David Berman, líder y miembro fundador de Silver Jews, ha muerto a los 52 años de edad. Por el momento se desconocen las causas.

Lo ha confirmado Drag City, su actual sello, que le ha calificado de “un gran amigo y uno de los individuos más inspiradores que hemos conocido”. Berman había publicado hace menos de un mes el debut de su nuevo proyecto, Purple Mountains, tras diez años prácticamente retirado de la música, y de hecho tenía ya programada una gira de presentación por EEUU que iba a arrancar este mismo fin de semana.

Berman era conocido principalmente por haber sido la alma mater de Silver Jews, un grupo de culto dentro del indie rock estadounidense que fundó a finales de los ochenta junto a Stephen Malkmus y Bob Nastanovich, quienes en aquel momento daban sus primeros pasos como Pavement. Silver Jews publicaron un total de seis LPs y dos EPs a lo largo de las tres décadas que duró la banda, durante las que Berman fue el único miembro estable, antes de disolverse definitivamente en 2009.

A lo largo de su carrera Berman había ejercido también como poeta y dibujante de cómic e incluso había intentado escribir un libro sobre su padre, Richard Berman, un lobista conectado con las industrias de las armas y el alcohol en EEUU con quien mantenía una relación hostil. En 2009, cuando hizo pública su relación de parentesco, llegó a calificarlo de “mi secreto más grave. Peor que el suicidio, pero que la adicción al crack”.

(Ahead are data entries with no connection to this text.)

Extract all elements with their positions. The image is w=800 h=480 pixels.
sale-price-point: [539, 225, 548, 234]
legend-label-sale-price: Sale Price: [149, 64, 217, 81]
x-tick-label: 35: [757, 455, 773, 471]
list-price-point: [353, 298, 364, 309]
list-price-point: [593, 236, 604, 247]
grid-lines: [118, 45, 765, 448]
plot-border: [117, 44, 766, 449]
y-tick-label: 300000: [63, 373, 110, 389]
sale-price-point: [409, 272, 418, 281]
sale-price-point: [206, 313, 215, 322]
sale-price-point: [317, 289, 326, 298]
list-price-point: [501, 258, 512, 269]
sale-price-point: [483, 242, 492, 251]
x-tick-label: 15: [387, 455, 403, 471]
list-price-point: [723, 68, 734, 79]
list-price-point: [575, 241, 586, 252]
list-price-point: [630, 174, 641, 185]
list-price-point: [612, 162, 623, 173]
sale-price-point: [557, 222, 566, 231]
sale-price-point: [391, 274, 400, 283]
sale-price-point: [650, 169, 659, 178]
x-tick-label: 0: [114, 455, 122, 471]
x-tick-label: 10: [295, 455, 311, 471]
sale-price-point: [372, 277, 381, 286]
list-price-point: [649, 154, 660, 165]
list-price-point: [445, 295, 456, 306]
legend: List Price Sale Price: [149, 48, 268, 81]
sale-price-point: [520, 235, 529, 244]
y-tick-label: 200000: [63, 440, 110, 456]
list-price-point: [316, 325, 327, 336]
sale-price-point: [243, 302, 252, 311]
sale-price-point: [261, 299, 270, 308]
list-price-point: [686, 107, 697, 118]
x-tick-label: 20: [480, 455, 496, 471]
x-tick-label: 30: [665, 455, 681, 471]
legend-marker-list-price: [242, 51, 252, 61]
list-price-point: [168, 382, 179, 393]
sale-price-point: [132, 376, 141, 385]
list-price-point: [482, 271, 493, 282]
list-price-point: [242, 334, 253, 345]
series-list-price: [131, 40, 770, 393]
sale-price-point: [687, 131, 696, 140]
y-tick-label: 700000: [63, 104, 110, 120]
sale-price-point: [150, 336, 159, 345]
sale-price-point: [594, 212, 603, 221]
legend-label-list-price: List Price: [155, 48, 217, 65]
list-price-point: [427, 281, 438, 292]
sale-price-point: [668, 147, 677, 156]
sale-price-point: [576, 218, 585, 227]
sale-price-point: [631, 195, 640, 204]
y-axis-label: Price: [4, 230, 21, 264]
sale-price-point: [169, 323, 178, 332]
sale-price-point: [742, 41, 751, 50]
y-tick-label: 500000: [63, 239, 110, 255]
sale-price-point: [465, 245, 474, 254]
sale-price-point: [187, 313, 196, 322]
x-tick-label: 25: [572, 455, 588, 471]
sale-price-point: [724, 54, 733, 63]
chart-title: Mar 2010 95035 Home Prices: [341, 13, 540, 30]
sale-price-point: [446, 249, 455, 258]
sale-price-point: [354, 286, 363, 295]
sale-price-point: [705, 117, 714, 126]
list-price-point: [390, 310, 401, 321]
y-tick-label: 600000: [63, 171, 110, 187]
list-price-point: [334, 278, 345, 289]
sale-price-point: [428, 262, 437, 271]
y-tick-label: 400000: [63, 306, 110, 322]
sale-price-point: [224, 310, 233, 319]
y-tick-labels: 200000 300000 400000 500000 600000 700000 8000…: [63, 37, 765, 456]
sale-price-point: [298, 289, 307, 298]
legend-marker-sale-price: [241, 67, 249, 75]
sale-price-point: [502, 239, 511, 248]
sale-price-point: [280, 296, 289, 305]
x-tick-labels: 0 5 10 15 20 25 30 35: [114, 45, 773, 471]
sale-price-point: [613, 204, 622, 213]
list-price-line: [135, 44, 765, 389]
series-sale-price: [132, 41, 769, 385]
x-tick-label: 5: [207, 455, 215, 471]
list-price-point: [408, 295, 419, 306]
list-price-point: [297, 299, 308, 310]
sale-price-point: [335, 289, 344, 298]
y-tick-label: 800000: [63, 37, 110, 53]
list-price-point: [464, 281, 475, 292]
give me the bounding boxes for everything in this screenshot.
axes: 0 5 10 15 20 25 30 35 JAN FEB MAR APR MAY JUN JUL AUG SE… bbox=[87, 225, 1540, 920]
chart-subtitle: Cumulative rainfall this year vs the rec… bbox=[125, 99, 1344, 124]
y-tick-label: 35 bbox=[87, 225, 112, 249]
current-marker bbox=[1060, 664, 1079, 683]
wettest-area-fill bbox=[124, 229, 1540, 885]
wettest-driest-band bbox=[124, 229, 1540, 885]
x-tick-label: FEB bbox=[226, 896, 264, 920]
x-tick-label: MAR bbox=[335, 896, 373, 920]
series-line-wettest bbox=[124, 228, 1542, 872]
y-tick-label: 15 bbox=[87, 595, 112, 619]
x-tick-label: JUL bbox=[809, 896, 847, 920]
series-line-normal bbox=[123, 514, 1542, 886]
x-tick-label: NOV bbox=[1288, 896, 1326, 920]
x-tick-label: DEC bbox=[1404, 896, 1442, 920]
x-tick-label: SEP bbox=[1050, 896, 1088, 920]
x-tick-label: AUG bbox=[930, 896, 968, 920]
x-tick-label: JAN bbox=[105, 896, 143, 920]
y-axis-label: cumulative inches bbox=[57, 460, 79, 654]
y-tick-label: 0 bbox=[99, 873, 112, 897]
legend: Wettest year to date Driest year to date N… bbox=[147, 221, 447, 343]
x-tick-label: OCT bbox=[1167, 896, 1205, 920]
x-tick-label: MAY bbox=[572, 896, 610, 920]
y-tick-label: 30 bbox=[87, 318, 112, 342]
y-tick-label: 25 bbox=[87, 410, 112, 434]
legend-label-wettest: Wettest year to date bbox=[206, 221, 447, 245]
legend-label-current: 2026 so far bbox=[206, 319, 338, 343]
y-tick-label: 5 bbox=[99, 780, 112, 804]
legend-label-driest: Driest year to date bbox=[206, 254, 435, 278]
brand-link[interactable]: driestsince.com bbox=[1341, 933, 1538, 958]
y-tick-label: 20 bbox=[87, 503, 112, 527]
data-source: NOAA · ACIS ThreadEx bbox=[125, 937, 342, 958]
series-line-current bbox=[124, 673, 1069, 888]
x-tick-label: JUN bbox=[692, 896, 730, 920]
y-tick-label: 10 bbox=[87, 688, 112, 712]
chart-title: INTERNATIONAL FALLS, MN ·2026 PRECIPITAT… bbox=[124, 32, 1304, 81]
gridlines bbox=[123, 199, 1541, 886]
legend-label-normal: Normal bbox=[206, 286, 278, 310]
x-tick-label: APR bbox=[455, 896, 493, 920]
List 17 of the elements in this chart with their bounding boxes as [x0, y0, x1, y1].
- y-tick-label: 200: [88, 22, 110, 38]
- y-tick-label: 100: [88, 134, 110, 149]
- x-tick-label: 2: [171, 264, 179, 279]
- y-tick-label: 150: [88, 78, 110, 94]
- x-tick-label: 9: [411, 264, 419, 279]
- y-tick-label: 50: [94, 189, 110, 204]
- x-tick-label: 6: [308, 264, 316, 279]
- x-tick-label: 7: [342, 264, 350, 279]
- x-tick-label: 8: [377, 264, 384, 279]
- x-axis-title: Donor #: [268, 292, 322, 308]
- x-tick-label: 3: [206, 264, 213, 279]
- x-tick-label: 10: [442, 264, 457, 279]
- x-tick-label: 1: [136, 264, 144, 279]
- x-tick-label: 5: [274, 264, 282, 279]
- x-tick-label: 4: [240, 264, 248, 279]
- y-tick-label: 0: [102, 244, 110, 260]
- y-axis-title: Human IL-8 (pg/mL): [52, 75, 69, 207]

La lista de músicos que le están recordando en las últimas horas es inmensa (Stephen Malkmus y Bob Nastanovich y The Mountain Goats, Superchunk, Josh Ritter, Kevin Morby, Ryley Walker, Cat Power, Deerhunter, Kurt Vile, Titus Andronicus, The Avalanches…) y una prueba de la influencia que tuvo Berman, una voz única, magnética y clarividente, para el indie rock estadounidense de las últimas cuatro décadas.